Non pour haïr ensemble mais pour aimer ensemble je suis née.

En attendant Antigone…

6 avril 2026

Je remercie vivement Roland Ezquerra de la lecture très attentive qu'il a faite de mon texte intitulé « Donald, Quentin, René et moi », publié dans ce blog le 9 mars 2026. C'était ma réflexion « à chaud » sur la mort à Lyon du jeune Quentin, survenu dans un contexte de manifestation violente. J'y exprimais des ressemblances mais aussi une profonde différence, ressenties entre ce jeune et le jeune homme que j'ai été, autrefois, dans la même ville.

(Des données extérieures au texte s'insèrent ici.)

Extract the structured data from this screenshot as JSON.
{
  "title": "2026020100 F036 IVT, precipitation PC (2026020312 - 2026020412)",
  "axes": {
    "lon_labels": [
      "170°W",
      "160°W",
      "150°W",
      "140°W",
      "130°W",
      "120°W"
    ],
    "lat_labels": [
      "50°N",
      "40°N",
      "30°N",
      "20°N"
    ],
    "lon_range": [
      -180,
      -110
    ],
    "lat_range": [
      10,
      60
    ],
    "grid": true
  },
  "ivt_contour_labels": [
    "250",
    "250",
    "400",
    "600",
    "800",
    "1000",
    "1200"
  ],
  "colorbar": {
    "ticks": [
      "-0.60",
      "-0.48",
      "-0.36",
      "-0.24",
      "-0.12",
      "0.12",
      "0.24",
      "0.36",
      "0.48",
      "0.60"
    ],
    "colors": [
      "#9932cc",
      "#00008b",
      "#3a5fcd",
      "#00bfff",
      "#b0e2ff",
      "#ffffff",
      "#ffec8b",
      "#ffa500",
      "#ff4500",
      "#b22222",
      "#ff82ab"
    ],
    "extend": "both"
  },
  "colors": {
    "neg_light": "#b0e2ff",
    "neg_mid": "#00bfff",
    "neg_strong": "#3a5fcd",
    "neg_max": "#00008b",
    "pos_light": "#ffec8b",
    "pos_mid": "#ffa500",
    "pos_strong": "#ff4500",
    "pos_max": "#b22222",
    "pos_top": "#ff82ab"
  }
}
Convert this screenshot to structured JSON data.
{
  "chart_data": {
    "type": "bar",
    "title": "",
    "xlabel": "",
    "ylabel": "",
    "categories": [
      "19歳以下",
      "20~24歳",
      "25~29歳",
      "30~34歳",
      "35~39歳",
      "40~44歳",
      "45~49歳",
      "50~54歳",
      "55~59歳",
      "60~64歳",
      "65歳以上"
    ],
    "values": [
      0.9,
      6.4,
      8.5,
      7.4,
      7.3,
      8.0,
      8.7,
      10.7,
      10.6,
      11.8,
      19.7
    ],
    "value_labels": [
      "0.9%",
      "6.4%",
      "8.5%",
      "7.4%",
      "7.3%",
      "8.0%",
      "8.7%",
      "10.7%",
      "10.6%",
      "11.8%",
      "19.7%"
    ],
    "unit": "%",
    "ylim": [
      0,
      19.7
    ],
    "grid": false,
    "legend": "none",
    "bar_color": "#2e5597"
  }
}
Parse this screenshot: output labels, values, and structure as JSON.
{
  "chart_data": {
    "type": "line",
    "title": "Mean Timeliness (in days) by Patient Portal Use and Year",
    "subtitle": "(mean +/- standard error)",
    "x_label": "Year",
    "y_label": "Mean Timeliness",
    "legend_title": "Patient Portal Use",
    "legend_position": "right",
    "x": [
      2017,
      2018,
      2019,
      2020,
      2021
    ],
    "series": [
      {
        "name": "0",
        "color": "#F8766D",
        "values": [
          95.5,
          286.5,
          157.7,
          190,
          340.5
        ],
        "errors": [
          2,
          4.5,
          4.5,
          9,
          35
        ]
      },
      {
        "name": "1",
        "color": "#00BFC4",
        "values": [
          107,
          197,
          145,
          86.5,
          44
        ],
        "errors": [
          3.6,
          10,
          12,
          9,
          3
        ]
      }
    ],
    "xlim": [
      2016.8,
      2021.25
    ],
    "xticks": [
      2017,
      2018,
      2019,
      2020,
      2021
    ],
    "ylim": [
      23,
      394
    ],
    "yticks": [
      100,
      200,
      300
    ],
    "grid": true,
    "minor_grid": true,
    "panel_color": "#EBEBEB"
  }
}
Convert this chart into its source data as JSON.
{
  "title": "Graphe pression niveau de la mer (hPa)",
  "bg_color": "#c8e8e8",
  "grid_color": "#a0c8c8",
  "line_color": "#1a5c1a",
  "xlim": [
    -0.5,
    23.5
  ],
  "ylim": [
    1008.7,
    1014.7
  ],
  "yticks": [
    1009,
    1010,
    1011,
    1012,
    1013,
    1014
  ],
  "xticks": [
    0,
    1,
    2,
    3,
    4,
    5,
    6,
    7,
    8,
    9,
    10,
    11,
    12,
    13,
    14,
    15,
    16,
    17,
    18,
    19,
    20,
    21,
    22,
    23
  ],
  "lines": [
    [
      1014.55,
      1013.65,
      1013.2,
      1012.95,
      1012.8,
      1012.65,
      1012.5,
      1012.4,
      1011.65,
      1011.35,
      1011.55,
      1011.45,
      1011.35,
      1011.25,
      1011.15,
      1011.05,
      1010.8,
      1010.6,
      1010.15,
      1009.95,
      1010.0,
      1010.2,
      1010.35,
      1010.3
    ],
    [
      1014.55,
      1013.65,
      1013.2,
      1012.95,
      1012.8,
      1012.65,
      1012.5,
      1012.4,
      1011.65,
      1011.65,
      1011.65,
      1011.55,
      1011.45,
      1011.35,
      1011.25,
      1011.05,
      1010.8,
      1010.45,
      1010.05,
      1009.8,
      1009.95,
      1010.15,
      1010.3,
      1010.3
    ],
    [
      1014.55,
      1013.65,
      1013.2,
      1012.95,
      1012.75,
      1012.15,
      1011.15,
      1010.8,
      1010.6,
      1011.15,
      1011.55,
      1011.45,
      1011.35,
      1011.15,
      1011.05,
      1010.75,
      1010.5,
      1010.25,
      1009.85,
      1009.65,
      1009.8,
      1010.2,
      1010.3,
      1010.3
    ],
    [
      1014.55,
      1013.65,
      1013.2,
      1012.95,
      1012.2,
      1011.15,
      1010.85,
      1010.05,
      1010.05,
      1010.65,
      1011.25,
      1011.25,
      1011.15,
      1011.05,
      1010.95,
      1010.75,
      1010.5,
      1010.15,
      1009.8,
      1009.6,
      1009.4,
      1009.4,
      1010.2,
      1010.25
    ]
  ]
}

C'est dire que ces lignes marquées par la subjectivité ne prétendent pas à l'analyse définitive, encore moins exhaustive. C'est donc bien volontiers que je concède à mon commentateur que l'exercice improvisé comportait quelques lacunes, qu'il relève avec justesse. Ce qui n'y figure pas et qui manque sans doute, et demande ainsi à être complété, relève plus, de ma part, de « ce qui va sans dire » que d'un avis contraire, et je sais gré à Roland Ezquerra de l'avoir exprimé pour moi, mieux que je n'aurais su le faire.

En effet le contexte dans lequel je vis est pétri de références marxistes, c'est l'air que je respire, mon implicite quotidien. Ma femme ayant honoré deux mandats municipaux avec le groupe communiste, lorsque notre ville de 30 000 habitants était dirigée par la gauche, nous côtoyons de nombreux militants de toutes obédiences progressistes. Et pour ma part, la fréquentation des œuvres de René Girard ne saurait combler toutes mes aspirations à l'analyse. Je conserve dans mes fichiers un texte que j'ai écrit il y a quelques années, que j'avais intitulé « Girard, ce génie qui me gêne », destiné sans doute à rester confidentiel.

Il me semble que la lecture de mon essai, même sous sa forme résumée au n°3 d'ANTIGONE, pourrait combler quelques lacunes de ce texte court ["Les religions identitaires, au pôle négatif du sacré", dossier "Habiter le temps qui reste", à paraître prochainement dans Antigone N°3 NDLR].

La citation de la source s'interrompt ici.